What does surveillance, data, and authoritarianism have to do with urban nature?
The other evening I attended a panel discussion at Leonard, a start-up incubator funded by the French infrastructure construction company Vinci. The theme was “Surveillance, data, security—is the smart city authoritarian?” This seems to have nothing to do with urban biodiversity, but let me explain.
The panel was presented by Rafaël Languillon, senior study officer at the think tank Fabrique de la Cité (https://www.lafabriquedelacite.com/en/), which collaborates with Leonard. He started out by suggesting that the goal of new surveillance technologies is to develop traceability—just as traceability of produce from farmer to consumer allows us to know and guarantee the conditions of production, the construction of digital personal identities that can be followed across real and virtual spaces allows companies and public actors to know and guarantee the behaviour of individuals. He also made the point that just as there is a distinction between information and data, there is a distinction between “numérique” and “digital”. Unfortunately these are both translated as “digital” in English and I’m not familiar with how Anglophone scholars make this distinction. In any case, “numérique”, corresponding to the original French equivalent construction for ‘digital’, refers to an individual-scale relation between a user and a discrete computer, like we had in the 1990s. “Digital”, as a second-wave loan-word from English, represents the shift to a broader relationship between society and a profoundly interconnected digital system. Traceability is one aspect of this. This shift was the subject of the panel discussion and has interesting resonances with urban biodiversity research as well.
The four panel members included Cécile Maisonneuve, president of the Fabrique de la Cité think tank, Régis Chatellier, a researcher at the Laboratory of Digital Innovation (https://linc.cnil.fr/fr/propos-de-linc), Myrtille Picard, post-doc at Sciences Po, and Maurice Gourdault-Montagne, former French ambassador to China. They broadly discussed facial recognition technologies in cities in Europe and China. I was particularly interested in Myrtille’s comments on how the design of technologies and other interventions for “safe cities” can be understood from the perspective of Foucault’s ideas about security and discipline. Individuals’ behaviour in cities becomes defined as ‘normal’ in a specifically statistical sense, and the goal of city management becomes to move data points away from the outliers or the ends distributions, towards the mean. Cartography and statistical analysis become planning methods not for the policing of individuals, but for the constitution and control of populations with defined distributions. Technologies that use video surveillance not only to recognise people wanted by the police, but also to identify people behaving ‘abnormally’ in public, are actively being developed and tested. This has the potential to create a fragmented landscape of different forms of surveillance and control, of acceptable and unacceptable behaviour.

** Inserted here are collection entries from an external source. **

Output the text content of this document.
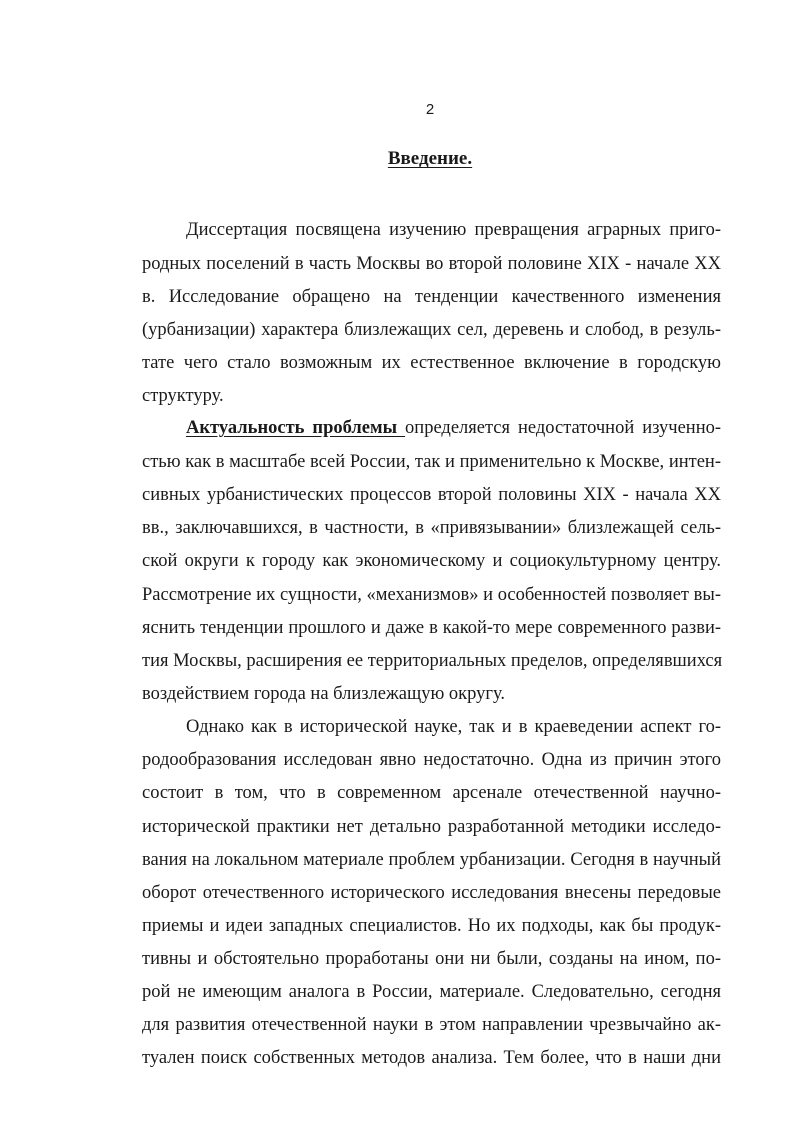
2
Введение.
Диссертация посвящена изучению превращения аграрных приго-
родных поселений в часть Москвы во второй половине XIX - начале XX
в. Исследование обращено на тенденции качественного изменения
(урбанизации) характера близлежащих сел, деревень и слобод, в резуль-
тате чего стало возможным их естественное включение в городскую
структуру.
Актуальность проблемы определяется недостаточной изученно-
стью как в масштабе всей России, так и применительно к Москве, интен-
сивных урбанистических процессов второй половины XIX - начала XX
вв., заключавшихся, в частности, в «привязывании» близлежащей сель-
ской округи к городу как экономическому и социокультурному центру.
Рассмотрение их сущности, «механизмов» и особенностей позволяет вы-
яснить тенденции прошлого и даже в какой-то мере современного разви-
тия Москвы, расширения ее территориальных пределов, определявшихся
воздействием города на близлежащую округу.
Однако как в исторической науке, так и в краеведении аспект го-
родообразования исследован явно недостаточно. Одна из причин этого
состоит в том, что в современном арсенале отечественной научно-
исторической практики нет детально разработанной методики исследо-
вания на локальном материале проблем урбанизации. Сегодня в научный
оборот отечественного исторического исследования внесены передовые
приемы и идеи западных специалистов. Но их подходы, как бы продук-
тивны и обстоятельно проработаны они ни были, созданы на ином, по-
рой не имеющим аналога в России, материале. Следовательно, сегодня
для развития отечественной науки в этом направлении чрезвычайно ак-
туален поиск собственных методов анализа. Тем более, что в наши дни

During the questions, the panel also discussed how the city has historically been a site of anonymity, and that this anonymity may be seen as making the city liveable and dynamic. The city is a place where people have traditionally escaped the social monitoring and judgement of small towns. Perhaps we can tolerate the diversity and bizareness of others with whom we are forced to coexist in cities because they are strangers whom we know nothing about and will probably never see again. Certainly this anonymity allows people to reinvent themselves, to take risks, and to change social status. A member of the audience asked whether, on the other hand, surveillance technologies, used by private companies or the government, could be used to provide a personalization of services—like what Amazon or Facebook do with suggestions and ads, but applied to person-to-person service interactions—that would counteract social isolation in cities. The panel, however, rejected this rosy scenario. Cécile argued that surveillance and traceability cannot replace genuine social solidarity. Régis also made the point that being included in a system of some kind, even one intended to help you integrate into society, does not necessarily give a sense of individuality or personal recognition.

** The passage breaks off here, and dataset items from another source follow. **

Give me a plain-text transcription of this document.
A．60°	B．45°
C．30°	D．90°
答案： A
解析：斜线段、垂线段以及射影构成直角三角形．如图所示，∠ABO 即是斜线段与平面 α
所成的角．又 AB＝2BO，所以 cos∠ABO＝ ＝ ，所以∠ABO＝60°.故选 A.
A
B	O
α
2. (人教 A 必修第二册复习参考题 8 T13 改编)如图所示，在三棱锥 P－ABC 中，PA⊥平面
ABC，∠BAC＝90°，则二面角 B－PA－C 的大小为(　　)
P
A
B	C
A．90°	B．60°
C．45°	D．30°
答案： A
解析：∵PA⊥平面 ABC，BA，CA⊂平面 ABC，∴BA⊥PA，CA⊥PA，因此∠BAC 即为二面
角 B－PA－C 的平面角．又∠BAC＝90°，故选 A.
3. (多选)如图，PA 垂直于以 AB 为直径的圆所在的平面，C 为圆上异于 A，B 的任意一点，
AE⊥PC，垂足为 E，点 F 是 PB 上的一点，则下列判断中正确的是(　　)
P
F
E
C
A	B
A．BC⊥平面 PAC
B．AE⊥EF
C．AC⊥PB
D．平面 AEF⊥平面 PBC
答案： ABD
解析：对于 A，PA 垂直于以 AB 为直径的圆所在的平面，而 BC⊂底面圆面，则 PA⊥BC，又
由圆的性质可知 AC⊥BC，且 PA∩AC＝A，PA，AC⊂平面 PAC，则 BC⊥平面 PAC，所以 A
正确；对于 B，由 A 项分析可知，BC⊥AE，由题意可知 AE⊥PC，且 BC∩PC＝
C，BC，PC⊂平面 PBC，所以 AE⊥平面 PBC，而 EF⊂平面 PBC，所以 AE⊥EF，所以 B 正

The fundamental and central importance of personal relationships, of physical social interaction based on familiarity and care, is something that has been emphasized by various anthropologists in their analyses of life under modernity, such as David Graeber or Daniel Miller. At heart, I think this insight can and must also be extended to understanding the functioning of our ecological relationships with other species. It is a truism of nature conservation that people only conserve what they understand, and only understand what they love. More broadly, the kinds of place-based knowledge that we need to solve problems of climate adaptation, sustainability and ecological restoration are dependent on knowledge (academic and non-academic) formed through interaction in situ, which over time inevitably leads to personal, emotional, connections.

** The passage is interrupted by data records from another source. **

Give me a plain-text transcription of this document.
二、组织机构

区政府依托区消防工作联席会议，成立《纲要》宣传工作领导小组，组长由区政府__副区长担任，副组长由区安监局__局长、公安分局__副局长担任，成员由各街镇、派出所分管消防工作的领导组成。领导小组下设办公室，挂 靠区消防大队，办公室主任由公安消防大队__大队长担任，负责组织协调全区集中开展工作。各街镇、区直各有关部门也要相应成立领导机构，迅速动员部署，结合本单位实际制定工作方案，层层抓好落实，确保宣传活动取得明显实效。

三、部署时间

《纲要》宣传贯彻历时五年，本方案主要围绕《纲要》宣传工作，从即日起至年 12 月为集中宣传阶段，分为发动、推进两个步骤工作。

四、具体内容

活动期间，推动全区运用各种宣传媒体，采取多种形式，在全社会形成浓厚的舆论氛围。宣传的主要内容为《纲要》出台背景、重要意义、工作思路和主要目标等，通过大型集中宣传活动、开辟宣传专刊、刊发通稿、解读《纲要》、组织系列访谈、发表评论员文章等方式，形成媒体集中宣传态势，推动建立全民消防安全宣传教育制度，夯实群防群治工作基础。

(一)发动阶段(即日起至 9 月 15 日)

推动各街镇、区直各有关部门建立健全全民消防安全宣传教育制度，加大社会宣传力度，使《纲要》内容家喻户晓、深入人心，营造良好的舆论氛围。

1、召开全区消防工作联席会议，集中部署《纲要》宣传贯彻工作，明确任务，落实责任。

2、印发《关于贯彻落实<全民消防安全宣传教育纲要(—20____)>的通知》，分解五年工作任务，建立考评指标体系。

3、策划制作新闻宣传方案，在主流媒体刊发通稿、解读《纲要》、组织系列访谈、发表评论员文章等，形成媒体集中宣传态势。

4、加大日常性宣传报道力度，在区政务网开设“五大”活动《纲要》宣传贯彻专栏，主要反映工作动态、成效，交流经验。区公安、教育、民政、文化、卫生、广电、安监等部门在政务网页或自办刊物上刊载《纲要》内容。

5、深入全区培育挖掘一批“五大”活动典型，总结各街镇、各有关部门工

What are the legitimate (and illegitimate) places where we can come to care about nature? What is the place of nature in modernity? One of the critical sites for experimenting with this question of how we situate and relate to nature is the urban. Under modernity, nature seems to have no place in the city—it is “matter out of place” (the classic definition of ‘dirt’ by the anthropologist Mary Douglas: https://en.wikipedia.org/wiki/Purity_and_Danger). Nature, under modernity, is that part of the environment not not sorted and arranged and brought under control, where ecosystem processes happen by themselves on unpredictable schedules, animals and plants live messy autonomous lives, and the climate fluctuates dangerously. Bringing this chaos into the city seems inherently contradictory, and a threat to the intricate work of city governance and management that keeps urban spaces clean, orderly, and safe. One of the modernist strategies for bringing the messy, the disorderly and the risky into the heart of modernity is through appropriating scientific procedures and technologies. A classic example of this is how during the 20th century the kitchen changed from an unsanitary workshop to a laboratory-inspired display room.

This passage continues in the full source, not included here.